Questa docu-fiction è un prodotto che al 99,99% non passerà di certo alla storia e di cui non si sentiva la mancanza. Non perché sia mal realizzata (Grasso trova da ridire in maniera molto soft solo sulla figura dell'allenatore virtuale) ma perché interessa una ristretta cerchia di persone dal punto di vista amatoriale e, soprattutto, perché non se ne può più di docu-fiction dal contesto competitivo che sono soltanto un pretesto per raccontare storie.

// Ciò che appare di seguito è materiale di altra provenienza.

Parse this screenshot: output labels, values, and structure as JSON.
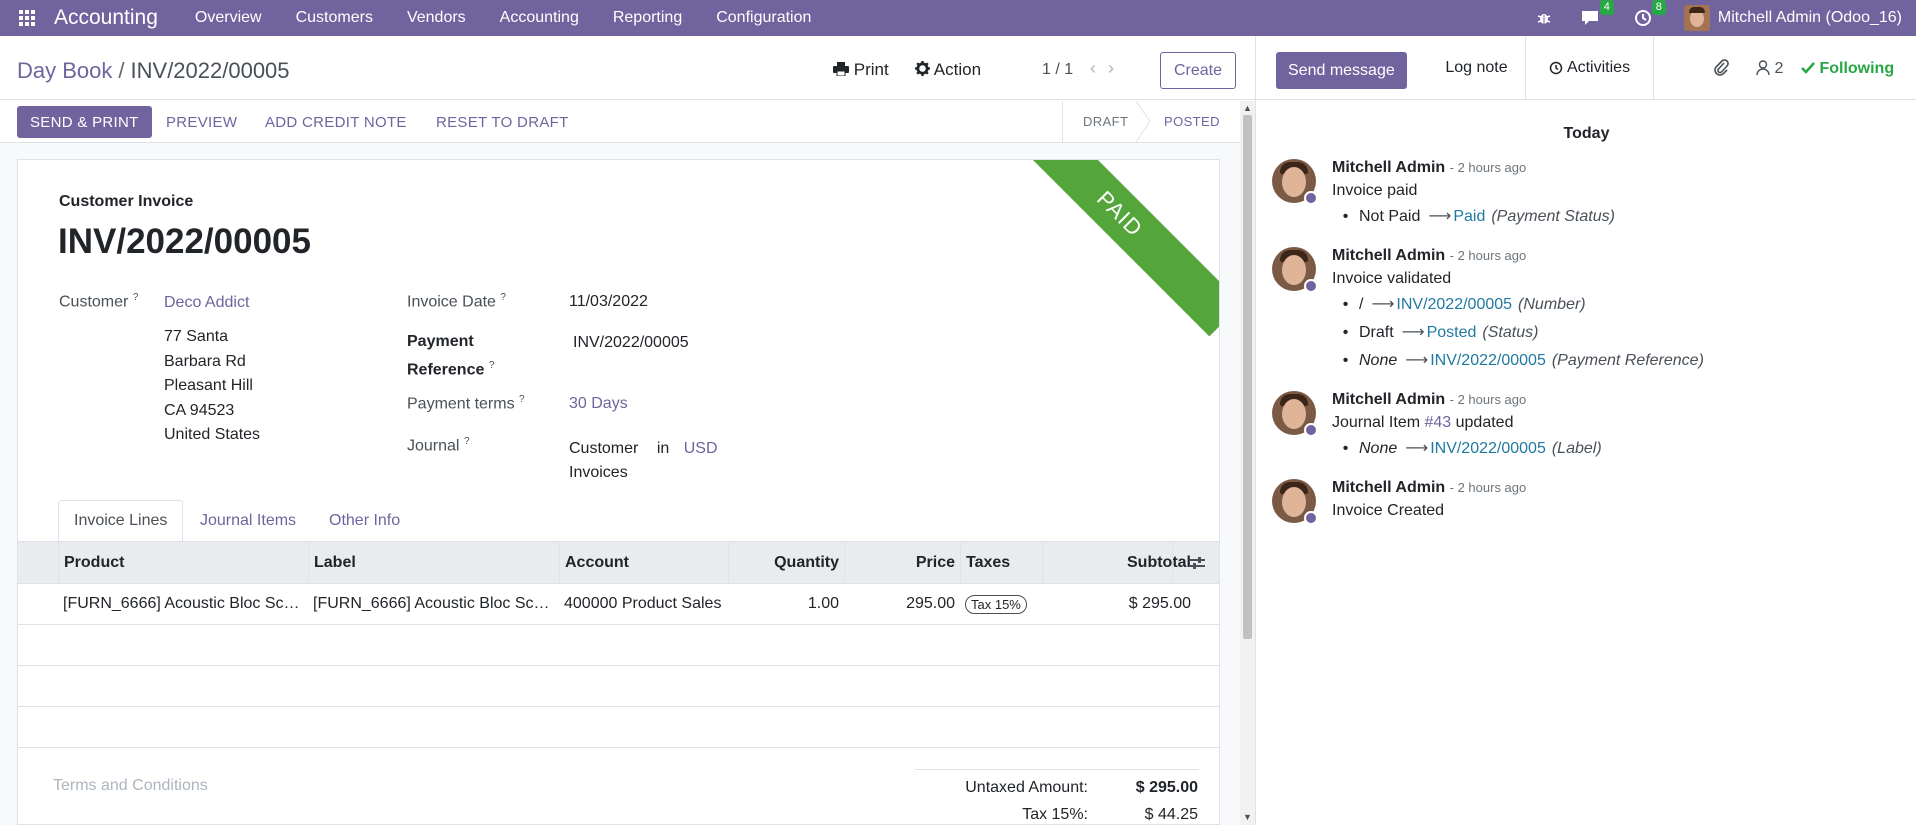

Anche gli otto runner di The R.U.N. si prestano all'unica regola di poter raccontare qualcosa (non è un caso che ogni produzione vanta il cast ben costruito) anche se non diventeranno mai "famosi" come i partecipanti del Grande Fratello. Dietro i nickname Gazzella, Gladiatore, Spritz, JetLag, Wolfman, Vogue e Butterfly c'è il pilota Alitalia nato da genitori, la studente milanese, il musicista calabrese e il barista guarito da un tumore diventato papà durante la registrazione del programma.
E' vero che tutti hanno una storia da raccontare e per ognuna ci si potrebbe scrivere una sceneggiatura, un racconto o quanto meno un articolo. Continuo però a pensare che lo strumento utile a raccontare di sé non sia un reality o una docu-fiction. Questi servono solo ad alimentare il voyeurismo imperante e la voglia di protagonismo di chi è convinto di esistere solo perché si racconta in una tv sempre più inutile.